In [25]:
import pandas as pd

Melbourne = pd.read_csv("../data/Melbourne.csv") 
Sydney = pd.read_csv("../data/Sydney.csv")
Brisbane = pd.read_csv("../data/Brisbane.csv")
Tasmania = pd.read_csv("../data/Tasmania.csv")
WesternAustralia = pd.read_csv("../data/WesternAustralia.csv")

In [44]:
major_cities = [Melbourne, Sydney, Brisbane, Tasmania, WesternAustralia]

for city in major_cities:
    city.dropna(axis = 1, how = 'all', inplace = True) #  Drop columns where EVERY ("ALL") values are missing and edit the dataset 
    city.drop(columns = ['id', 'listing_url', 'scrape_id', 'last_scraped', 'source', 'name', 'description', 'neighborhood_overview',
                          'picture_url', 'host_url', 'host_name', 'host_location', 'host_about', 'host_response_time', 'host_response_rate',
                          'host_is_superhost', 'host_picture_url', 'host_thumbnail_url', 'host_neighbourhood', 'host_total_listings_count', 'host_has_profile_pic',
                           'neighbourhood', 'neighbourhood_group_cleansed', 'property_type', 'amenities', 'minimum_minimum_nights', 'maximum_minimum_nights',
                           'minimum_maximum_nights', 'maximum_maximum_nights', 'minimum_nights_avg_ntm', 'maximum_nights_avg_ntm', 'calendar_last_scraped', 
                           'number_of_reviews_ltm', 'host_identity_verified', 'number_of_reviews_l30d', 'has_availability', 'availability_eoy', 'first_review', 'calculated_host_listings_count_entire_homes',
                           'calculated_host_listings_count_private_rooms', 'calculated_host_listings_count_shared_rooms', 'host_acceptance_rate',
                           'reviews_per_month', 'estimated_revenue_l365d', 'license', 'review_scores_accuracy', 'review_scores_cleanliness',
                           'review_scores_checkin', 'review_scores_communication', 'review_scores_value', 'last_review'], inplace = True, errors = 'ignore') # Drop columns that are not useful for our analysis


    for column_name, df in city.items():
        if df.isna().sum() > 100: # Identify columns that have a significant number of missing values (> 100)
            print(column_name)
            print(df.isna().sum())

            if 'bedrooms' in city.columns: # There are a lot of missing values in the "bedrooms" column, so we will infer the value from the "accommodates" column divided by 2 (assuming an average of 2 guests per bedroom)
                city['bedrooms'] = city['bedrooms'].fillna(city['accommodates'] // 2) # Impute missing values in the "bedrooms" column by filling them with the value from the "accommodates" column divided by 2 (assuming an average of 2 guests per bedroom)
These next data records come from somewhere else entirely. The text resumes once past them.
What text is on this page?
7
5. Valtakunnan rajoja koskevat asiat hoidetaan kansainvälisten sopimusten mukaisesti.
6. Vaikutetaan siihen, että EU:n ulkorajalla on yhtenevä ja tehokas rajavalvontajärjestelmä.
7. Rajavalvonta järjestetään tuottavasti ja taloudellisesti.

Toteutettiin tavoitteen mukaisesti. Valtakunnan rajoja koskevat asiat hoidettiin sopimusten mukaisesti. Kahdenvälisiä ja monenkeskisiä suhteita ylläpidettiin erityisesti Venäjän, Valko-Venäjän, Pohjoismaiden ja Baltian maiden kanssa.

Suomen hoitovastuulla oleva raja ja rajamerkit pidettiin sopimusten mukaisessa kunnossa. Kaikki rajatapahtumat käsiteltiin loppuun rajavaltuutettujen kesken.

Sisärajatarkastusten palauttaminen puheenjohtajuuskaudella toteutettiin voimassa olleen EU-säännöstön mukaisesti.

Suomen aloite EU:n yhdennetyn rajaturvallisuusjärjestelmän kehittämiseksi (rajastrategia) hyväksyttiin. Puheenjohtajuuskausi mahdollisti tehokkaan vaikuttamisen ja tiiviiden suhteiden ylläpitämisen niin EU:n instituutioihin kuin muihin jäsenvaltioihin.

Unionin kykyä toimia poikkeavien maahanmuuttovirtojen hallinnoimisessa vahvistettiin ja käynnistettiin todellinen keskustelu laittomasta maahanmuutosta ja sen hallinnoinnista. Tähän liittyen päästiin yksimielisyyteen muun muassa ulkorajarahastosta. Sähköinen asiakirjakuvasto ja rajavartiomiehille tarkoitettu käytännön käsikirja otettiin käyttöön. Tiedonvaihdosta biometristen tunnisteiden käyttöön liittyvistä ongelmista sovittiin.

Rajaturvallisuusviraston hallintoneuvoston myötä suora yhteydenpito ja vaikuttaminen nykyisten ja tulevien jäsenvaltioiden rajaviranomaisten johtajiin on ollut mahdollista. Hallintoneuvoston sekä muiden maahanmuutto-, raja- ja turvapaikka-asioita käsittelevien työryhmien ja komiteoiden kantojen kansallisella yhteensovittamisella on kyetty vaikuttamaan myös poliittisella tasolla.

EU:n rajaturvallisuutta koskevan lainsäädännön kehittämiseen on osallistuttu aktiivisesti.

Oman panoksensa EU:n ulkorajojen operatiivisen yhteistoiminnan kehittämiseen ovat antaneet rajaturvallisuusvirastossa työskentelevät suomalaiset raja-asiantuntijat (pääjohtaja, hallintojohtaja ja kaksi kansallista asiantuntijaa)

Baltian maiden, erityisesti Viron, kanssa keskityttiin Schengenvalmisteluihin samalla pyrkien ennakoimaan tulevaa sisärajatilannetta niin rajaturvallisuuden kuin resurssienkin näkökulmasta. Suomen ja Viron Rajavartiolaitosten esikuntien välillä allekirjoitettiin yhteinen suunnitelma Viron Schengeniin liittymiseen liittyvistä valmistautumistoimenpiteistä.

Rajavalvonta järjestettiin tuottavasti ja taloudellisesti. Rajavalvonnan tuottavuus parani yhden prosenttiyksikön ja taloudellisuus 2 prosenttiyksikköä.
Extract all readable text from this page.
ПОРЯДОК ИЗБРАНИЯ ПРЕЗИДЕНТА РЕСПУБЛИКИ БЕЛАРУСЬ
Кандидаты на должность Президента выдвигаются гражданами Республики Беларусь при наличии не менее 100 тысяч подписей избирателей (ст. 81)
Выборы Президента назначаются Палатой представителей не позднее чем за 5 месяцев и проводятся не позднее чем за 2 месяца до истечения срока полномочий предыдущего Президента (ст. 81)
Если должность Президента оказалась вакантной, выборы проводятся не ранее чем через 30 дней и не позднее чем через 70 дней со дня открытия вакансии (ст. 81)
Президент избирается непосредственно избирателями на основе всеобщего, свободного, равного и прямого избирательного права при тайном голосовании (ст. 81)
            if 'beds' in city.columns: 
                city['beds'] = city['beds'].fillna(city['accommodates'] // 2)

            if 'bathrooms' in city.columns: #  Calculate the normal number of bathrooms for each bedroom count and fill the holes with that number.      
                city['bathrooms'] = city['bathrooms'].fillna(city.groupby('bedrooms')['bathrooms'].transform('median'))

review_scores_rating
4182
review_scores_location
4189
review_scores_rating
2710
review_scores_location
2712
price
811
review_scores_rating
729
review_scores_location
729
price
835
review_scores_rating
369
review_scores_location
369
host_since
735
host_listings_count
735
host_verifications
735
price
1375
review_scores_rating
999
review_scores_location
999


After removing duplicate and insignificant columns from our city datasets, we observed remaining missing values in key areas such as review_scores for location and ratings, host dates, bedrooms and bathrooms counts. It was not sensible to correct these missing data by filling in the values with 0, as it is both factually introduce and can introduce significant bias into our analysis. Therefore, we have chosen to retain these as Na/NaN values and will utilise functions that automatically exclude them during aggregation or analysis to maintain accuracy. The missing bedrooms and bathrooms values have been dealt with by calculating similar listings with same number of bedrooms and bathrooms and using the median or inferring from the accommodates column to ensure that our estimations remain realistic.